How do you know when you are a fully fledged female Moscow expat resident?
Warning: If you are a man and reading this post, it may make no sense to you. I apologize for that, but you'll have to take my word for it. Things such as wedding fairs really do happen "back home," it's just that your beloved probably spared you the experience of attending one.
So. If you are a woman and had a white wedding, you may have visited a wedding fair during the planning process. Remember that? Go on, you can do it. Reach back into the farthest vestiges of your memory and try to recall those halcyon days pre-children when finding the perfect name cards for the table, or the exact shade of cream for your invitations was important to you. (OK, it didn't happen to me either but I'm sure there were plenty of things that would seem insignificant to me now which at the time I got married assumed a wholly disproportionate level of importance. But those are subjects for another post...)

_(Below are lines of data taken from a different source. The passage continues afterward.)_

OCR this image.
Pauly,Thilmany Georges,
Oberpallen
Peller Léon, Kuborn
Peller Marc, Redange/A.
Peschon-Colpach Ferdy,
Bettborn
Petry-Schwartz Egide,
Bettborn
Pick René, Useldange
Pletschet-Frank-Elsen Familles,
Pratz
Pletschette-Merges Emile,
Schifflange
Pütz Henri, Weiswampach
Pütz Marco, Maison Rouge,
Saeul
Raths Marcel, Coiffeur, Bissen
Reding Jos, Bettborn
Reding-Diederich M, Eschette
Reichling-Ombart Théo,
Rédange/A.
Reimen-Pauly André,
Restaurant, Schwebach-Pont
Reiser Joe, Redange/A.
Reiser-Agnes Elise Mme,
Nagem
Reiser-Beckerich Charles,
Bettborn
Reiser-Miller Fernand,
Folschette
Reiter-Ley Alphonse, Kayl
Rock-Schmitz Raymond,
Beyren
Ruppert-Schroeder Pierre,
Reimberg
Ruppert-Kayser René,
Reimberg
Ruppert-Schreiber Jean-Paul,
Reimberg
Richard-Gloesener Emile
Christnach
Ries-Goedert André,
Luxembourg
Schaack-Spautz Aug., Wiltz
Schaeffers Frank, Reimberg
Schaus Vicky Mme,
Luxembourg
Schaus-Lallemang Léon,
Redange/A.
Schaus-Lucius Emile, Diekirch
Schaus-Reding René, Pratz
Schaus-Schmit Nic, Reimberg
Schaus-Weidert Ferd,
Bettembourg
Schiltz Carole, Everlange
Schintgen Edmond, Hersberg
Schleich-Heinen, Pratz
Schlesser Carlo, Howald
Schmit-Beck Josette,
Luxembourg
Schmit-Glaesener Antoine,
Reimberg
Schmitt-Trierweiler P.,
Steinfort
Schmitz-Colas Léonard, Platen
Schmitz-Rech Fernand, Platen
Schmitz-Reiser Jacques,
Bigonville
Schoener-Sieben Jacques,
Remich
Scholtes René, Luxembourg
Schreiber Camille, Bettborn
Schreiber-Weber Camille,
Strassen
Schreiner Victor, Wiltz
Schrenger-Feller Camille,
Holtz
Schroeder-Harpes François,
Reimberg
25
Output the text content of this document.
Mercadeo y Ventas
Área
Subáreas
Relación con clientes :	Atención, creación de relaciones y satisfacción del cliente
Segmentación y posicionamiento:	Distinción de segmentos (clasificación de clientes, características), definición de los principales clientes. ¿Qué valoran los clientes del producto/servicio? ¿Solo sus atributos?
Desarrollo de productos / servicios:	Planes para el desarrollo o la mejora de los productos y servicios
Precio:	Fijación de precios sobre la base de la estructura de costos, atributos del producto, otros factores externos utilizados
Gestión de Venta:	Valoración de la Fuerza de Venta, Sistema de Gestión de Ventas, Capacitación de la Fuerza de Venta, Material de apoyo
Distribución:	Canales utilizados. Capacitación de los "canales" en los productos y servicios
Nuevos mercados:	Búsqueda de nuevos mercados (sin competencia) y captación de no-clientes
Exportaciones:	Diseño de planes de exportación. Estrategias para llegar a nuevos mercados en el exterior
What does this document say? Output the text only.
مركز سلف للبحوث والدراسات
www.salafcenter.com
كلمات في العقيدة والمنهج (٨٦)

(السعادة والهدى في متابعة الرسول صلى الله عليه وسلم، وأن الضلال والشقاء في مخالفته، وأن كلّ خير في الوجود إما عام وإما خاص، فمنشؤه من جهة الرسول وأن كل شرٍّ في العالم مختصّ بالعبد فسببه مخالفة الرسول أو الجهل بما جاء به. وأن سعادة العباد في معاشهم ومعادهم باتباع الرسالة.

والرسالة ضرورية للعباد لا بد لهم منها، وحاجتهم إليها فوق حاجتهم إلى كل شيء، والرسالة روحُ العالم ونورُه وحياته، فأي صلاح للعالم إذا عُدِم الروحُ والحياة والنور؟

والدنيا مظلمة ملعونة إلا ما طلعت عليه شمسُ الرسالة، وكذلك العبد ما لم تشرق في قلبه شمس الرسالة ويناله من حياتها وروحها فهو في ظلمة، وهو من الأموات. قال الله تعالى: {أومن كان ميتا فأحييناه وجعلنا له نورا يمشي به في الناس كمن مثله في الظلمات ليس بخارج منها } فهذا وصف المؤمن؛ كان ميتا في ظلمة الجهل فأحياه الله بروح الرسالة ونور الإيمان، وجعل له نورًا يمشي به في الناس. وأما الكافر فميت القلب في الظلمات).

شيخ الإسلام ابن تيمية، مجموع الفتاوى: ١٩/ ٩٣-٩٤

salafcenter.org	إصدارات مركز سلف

Imagine yourself entering this long-ago wedding fair. Everywhere you look there is an explosion of white tulle, glitter, fluff, dresses, flowers. As you walk into the hall your eye is caught by a wedding dress stand, and you walk nonchalantly over, hopeful that you will find the dress of your dreams just waiting for you to discover it. Doesn't happen, of course. In fact it SO doesn't happen that as you thank the proprietor of the stand and walk away, you have to work hard to stop your lip curling in horror at how over-the-top the dresses are. "Who wears these things?" you wonder as you set off to tour the rest of the exhibition, confident that somewhere you will find something that is more "you."
Two or three hours later, exhausted, clutching a bag full of pamphlets, samples, business cards and ideas — but still with no idea of what on earth you are going to wear for your Big Day — you return to the entrance of the hall. The first stand that you visited catches your eye. You wander over and take another look at the dresses that you so readily dismissed earlier in the day. As the stand owner, who has seen it all before and knows that excessive exposure to wedding madness is enough to break even the most understated bride, watches indulgently, it turns out that your parameters of tasteful have moved somewhat in the last couple of hours. Actually, you think, this dress isn't so bad. And neither is that one. And that one, if you lost the lace train, could actually work.
So, how does this equate to living in Moscow?
Today I was at a Christmas fair. I remember first visiting this same event a couple of years back, shortly after we moved to Russia. Everything seemed so blingtastic, so unnecessarily shiny, so excessively gold, just so damned … over the top.
But on this visit to the fair, nearly three years into our stay here, I actually heard myself saying to one of the vendors "Do you have something like this, but with a few more sparkles?"